A mere day after Apple confirmed that its developer portal had been broken into, a Turkish man named Ibrahim Balic has (bravely?) fessed-up, claiming all responsibility. Apple has yet to comment on the situation, and we're not even sure it will, at least publicly. If Balic is in fact the source of the attack, Apple might wish to take actions other than simply confirming that he was in fact at the heart of things.
To help back up Balic's claims, he uploaded a video to YouTube that proved that he could gain information from Apple's database; at the forefront, user IDs. This video has since been taken down (allegedly not by him), likely as the result of a request by Apple, as the video clearly displayed confidential information.
According to Balic, his intention was never to cause harm, or make off with people's data. Instead, he said that he was trying to prove to Apple about how vulnerable its system is. Over the course of a few days, he submitted 13 separate bugs to Apple, and not long after, the entire developer network was taken down. If Balic's intentions were in fact only to help greater secure Apple's system, you can imagine how he might have felt with that being the reaction.
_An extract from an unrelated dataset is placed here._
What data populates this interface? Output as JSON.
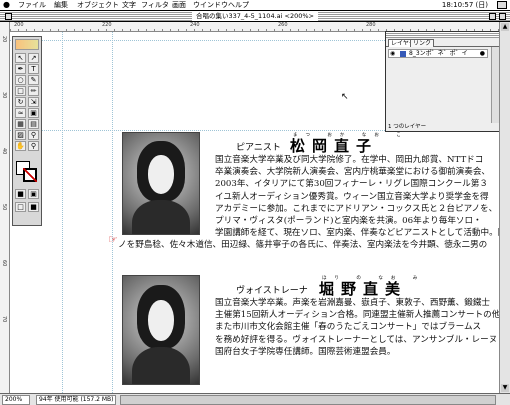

What's most upsetting about all of this isn't the fact that someone exploited a bunch of data on this massive network, but that they were able to. We're dealing with some unbelievable trends here, where bigger and bigger networks are being targeted. This past weekend, it was discovered that Ubuntu's official forums had been exploited as well, resulting in nearly 20 million users having some of their data exposed.
By all appearences, Balic seems to be telling the truth, especially with the evidence that was quickly covered up by YouTube. It's going to be interesting to see how this plays out, and see how Apple chooses to comment from this point forward.